日が暮れて、日本軍の特攻はますますひどくなった。1機が小型空母サンガモン号に突っ込み、甲板の上にあった21機を破壊した。甲板は火につつまれ、レーダーやブリッジ・コントロールが使えなくなった。5月3日の夜から4日の夜中にかけて、日本軍の飛行機は米軍艦17隻を撃沈し、あるいは破損させ、682名の死傷者が出た。だが一方、米軍も、飛行機や対空砲火で121機を撃墜した。
砲撃戦
5月4日、日本軍の全火砲が地表に現した 。沖縄戦中、はじめてのことだった。あらゆる砲という砲が地上にひっぱり出され、そこから総反撃にあたって、1万3千発の砲弾を撃ち込んできた。大砲の周囲は、主として75ミリ高射砲で固めて米軍に小型機にそなえ、発砲にあたっては、砲火のきらめきをかくすため、煙幕弾を使用した。だが、この作戦は、かえって失敗を招いた。それは、米軍砲兵隊が攻撃したところ、日本軍が高射砲隊で応戦してきたので、その間隙を利用して、米軍機は、多くの日本軍砲兵陣地に対して正確な爆撃を加えることができたからである。
この日、米軍の砲兵隊は、日本軍の砲19門を破壊し、さらにつぎの2日間で40門も破壊した。
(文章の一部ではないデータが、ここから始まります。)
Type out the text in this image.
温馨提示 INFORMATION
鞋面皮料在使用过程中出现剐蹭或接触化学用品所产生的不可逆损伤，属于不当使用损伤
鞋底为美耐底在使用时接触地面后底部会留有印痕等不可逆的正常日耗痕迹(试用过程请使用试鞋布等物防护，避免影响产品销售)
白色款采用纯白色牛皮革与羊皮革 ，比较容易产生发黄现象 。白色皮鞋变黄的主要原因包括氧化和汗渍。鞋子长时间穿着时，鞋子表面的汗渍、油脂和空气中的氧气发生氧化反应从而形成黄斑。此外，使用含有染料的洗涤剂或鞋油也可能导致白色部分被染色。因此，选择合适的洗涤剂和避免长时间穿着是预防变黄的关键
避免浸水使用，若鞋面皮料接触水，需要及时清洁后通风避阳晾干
このため日本軍は、その後ふたたび大砲を壕内にひき入れざるをえなくなった。
翁長(おなが)・小那覇(おなは)
米第7師団は、太平洋戦争でこれまで長いあいだ戦ってきたが、5月3日の夜ほど激しい砲撃をうけたことはなかった。日本軍のこの猛烈な砲火は、4日の夜中までつづいた。彼らは20ミリ砲にいたるまで、ありとあらゆる砲を使用して、5千回も撃ちつづけてきた。(306頁)
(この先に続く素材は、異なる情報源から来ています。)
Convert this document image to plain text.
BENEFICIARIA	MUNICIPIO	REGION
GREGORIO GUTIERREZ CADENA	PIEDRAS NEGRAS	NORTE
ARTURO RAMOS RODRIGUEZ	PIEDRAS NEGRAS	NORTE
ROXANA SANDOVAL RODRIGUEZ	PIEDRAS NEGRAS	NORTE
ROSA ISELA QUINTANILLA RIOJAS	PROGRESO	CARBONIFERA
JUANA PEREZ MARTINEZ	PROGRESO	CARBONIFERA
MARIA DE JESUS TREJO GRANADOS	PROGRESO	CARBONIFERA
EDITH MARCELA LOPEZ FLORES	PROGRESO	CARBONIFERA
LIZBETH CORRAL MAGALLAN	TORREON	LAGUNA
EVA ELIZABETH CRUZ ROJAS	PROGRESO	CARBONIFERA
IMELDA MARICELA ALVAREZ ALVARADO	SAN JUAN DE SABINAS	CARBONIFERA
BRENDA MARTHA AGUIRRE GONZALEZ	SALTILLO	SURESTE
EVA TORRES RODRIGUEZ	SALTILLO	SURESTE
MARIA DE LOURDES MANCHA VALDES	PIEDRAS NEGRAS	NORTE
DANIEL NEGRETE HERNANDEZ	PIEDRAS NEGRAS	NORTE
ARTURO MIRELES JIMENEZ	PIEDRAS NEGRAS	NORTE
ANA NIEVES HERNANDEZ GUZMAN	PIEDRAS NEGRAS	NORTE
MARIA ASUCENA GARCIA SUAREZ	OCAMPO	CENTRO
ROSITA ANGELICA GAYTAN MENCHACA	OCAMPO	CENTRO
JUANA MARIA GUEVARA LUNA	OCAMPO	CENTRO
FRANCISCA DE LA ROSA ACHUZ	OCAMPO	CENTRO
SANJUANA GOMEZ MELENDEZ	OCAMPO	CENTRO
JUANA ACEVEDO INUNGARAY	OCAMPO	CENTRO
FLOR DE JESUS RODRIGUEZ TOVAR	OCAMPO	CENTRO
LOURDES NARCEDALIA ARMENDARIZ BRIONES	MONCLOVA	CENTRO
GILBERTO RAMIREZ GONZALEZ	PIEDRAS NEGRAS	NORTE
… 日本軍は、夜明けまでには、米第24軍団戦線の左翼に対して総攻撃を加えてくるだろうということが、しだいに明らかになってきた。… 日本軍の第89連隊が命令どおり「遮蔽物を最高度に利用して敵に接近」しつつあったのだ。彼らはコニカル高地(西原村運玉森)の東側スロープを、気づかれないように前進して、低くなったところに出て、翁長東方の丘の周辺に集結した。(307-308頁)
…第184連隊の第3大隊は、200名からなる日本軍の攻撃をうけたが、これを撃退した。すると日本軍は、つぎには小那覇の、いまは廃墟と化した村落に陣取って迫撃砲による砲撃を開始した。…米軍もまた、第32連隊の第3大隊が、この迫撃砲陣地に対して猛烈な砲火で報いた。この迫撃砲戦で日本軍は敗れた。しばらく激しい砲撃があって、それがやんだとみるや、日本軍の一将校が軍刀を抜いて、広場に兵を集めた。米軍の迫撃砲はこれを見て、兵が集まってくるのを見計らって、猛烈な砲火をあびせた。
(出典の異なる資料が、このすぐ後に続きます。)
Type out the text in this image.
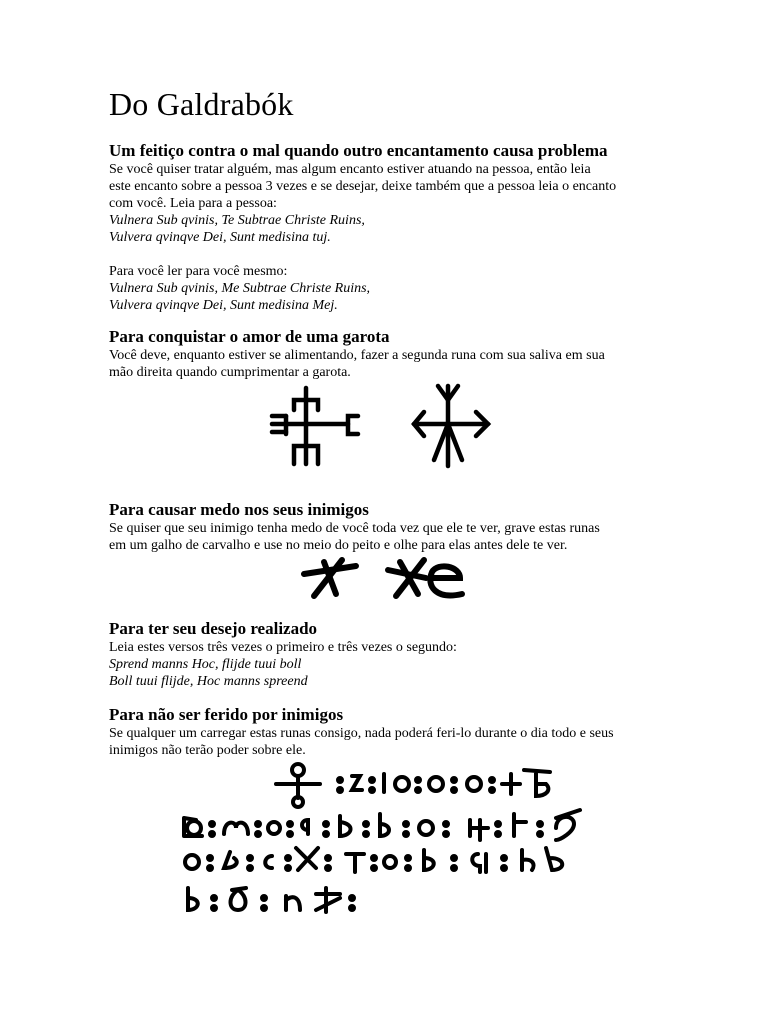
Do Galdrabók
Um feitiço contra o mal quando outro encantamento causa problema

Se você quiser tratar alguém, mas algum encanto estiver atuando na pessoa, então leia

este encanto sobre a pessoa 3 vezes e se desejar, deixe também que a pessoa leia o encanto

com você. Leia para a pessoa:

Vulnera Sub qvinis, Te Subtrae Christe Ruins,

Vulvera qvinqve Dei, Sunt medisina tuj.

Para você ler para você mesmo:

Vulnera Sub qvinis, Me Subtrae Christe Ruins,

Vulvera qvinqve Dei, Sunt medisina Mej.

Para conquistar o amor de uma garota

Você deve, enquanto estiver se alimentando, fazer a segunda runa com sua saliva em sua

mão direita quando cumprimentar a garota.

Para causar medo nos seus inimigos

Se quiser que seu inimigo tenha medo de você toda vez que ele te ver, grave estas runas

em um galho de carvalho e use no meio do peito e olhe para elas antes dele te ver.

Para ter seu desejo realizado

Leia estes versos três vezes o primeiro e três vezes o segundo:

Sprend manns Hoc, flijde tuui boll

Boll tuui flijde, Hoc manns spreend

Para não ser ferido por inimigos

Se qualquer um carregar estas runas consigo, nada poderá feri-lo durante o dia todo e seus

inimigos não terão poder sobre ele.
しかし、この将校は、これにひるむことなく、さらに兵に集合命令をかけた。だが、それは、結局、部下をむざむざ米軍の砲火のもとにさらすことにしかならなかった。ついに、彼自身も砲弾に当たって戦死した。
…午前8時までに、第7師団は、その前線から、日本軍を手榴弾の着弾距離外まで撃退することができた。だが、日本軍はそれで攻撃を諦めたわけではなかった。おそらく、〝最後の一兵〟まで戦うよう命令をけていたからであろう。しかし、彼らは、米軍の餌食となるばかりであった。米軍は、日本軍の退路を重砲火で完全に遮断した。日本軍は、いまやにっちもさっちもいかなくなり、攻撃態勢に移ることもできない。かといって、退却もかなわず、米軍の砲火の前になすすべもなかった。
《「沖縄 日米最後の戦闘」(米国陸軍省編・外間正四郎訳/光人社NF文庫) 306、306-307、307-308、309-310頁より》
Preparing the way for an infantry advance, Marine M-7 tank destroyers, mounting 105 mm guns, move against the Japs entrenched in the hills before Naha.
歩兵部隊の進撃路を開きつつ、那覇の手前の丘にある塹壕に身を隠している日本軍を攻撃する105ミリ砲を装備した海兵隊のM-7型駆逐戦車。(1945年5月4日撮影)
This pack contains shots of ”A” Co, 2ndBn, 5thMar, as they go over the top of a ridge where they had been held up for 48 hrs. by a strong Jap force. The push was a success and Japs were flushed with bazookas and flame throwers.
第5海兵連隊第2大隊A中隊の写真。この部隊は手強い日本軍の攻撃により48時間も足留めを食らった場所である、丘の頂上を越えていく。この進軍は成功し、日本軍はバズーカ砲撃と火炎放射砲撃を浴びた。(1945年5月4日撮影)
Marines assault a ridge supported by bazookas. Strong enemy forces. This was two miles north of Naha.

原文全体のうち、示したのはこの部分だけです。